Canadian military tackles Afghan intelligence woes
Fri Sep 7, 2007 12:21 PM EDT
By David Ljunggren OTTAWA (Reuters) - The Canadian armed forces are tackling a
serious inability to quickly provide troops with military
intelligence, a problem that has hampered the country's Afghan
mission, a senior officer said on Friday. Commanders had started to address the issue but redoubled
their efforts after a January report said the headquarters
running all overseas operations "clearly suffers from a lack of
intelligence capability," said Colonel Stephen Christensen. Canada has 2,500 troops in the southern city of Kandahar on
a combat mission that is due to end in early 2009. So far, 70
soldiers have been killed, most by roadside bombs and mines. Christensen told Reuters that officials were trying to
combine information from four separate teams -- mapping and
charting, meteorology, analysis of freely available material
and intelligence-gathering. Previously, all four teams would pass on data separately, a
process that was time-consuming. The January report, compiled by three senior military
experts, said small units on missions were not receiving useful
information fast enough. "We had a feeling about this anyway and the ... report just
amplified our understanding of how grave the problem was," said
Christensen, one of the officers running a program to
streamline the armed forces.

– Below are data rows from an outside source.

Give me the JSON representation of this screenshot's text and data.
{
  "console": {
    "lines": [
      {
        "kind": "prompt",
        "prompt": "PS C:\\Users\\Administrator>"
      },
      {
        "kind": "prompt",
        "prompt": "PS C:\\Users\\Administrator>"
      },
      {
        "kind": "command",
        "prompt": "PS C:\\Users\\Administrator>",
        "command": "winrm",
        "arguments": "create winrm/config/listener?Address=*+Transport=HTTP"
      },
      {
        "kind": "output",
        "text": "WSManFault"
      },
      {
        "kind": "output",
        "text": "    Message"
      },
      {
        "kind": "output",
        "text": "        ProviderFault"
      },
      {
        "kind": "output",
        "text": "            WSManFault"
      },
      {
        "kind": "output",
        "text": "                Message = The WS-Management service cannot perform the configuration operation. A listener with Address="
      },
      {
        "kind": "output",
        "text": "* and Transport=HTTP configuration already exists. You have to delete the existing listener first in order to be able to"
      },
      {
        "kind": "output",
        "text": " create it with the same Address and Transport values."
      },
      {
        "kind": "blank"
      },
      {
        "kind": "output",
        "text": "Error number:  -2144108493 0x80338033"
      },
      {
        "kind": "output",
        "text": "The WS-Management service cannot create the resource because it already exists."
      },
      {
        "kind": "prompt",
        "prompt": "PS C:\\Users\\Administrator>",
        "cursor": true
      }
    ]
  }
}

He said a special team was now in place to gather
information from disparate sources and pump it out to the
troops. Last week the officer in charge of all overseas missions
told Reuters that Canadian forces had arrested several bomb
makers and militants around Kandahar in the last month. Asked whether the arrests could be linked to the new team,
Christensen replied: "I would suggest that they absolutely can be and that that
is an indicator here on the ground of where our commander is
seeing the results of the accelerated emphasis on the
intelligence capacity." The system would undoubtedly be modified as operatives on
the ground gathered more experience, Christensen added. "As the team works together they become more polished,
speedy all the time and hopefully so will our intelligence
delivery, that is, all the way out to the smallest unit that
can use it effectively," he said. Canada's minority Conservative government says it will not
extend the mission beyond February 2009 without a mandate from
Parliament. All three opposition parties say they oppose the
idea of keeping troops in Afghanistan beyond the deadline.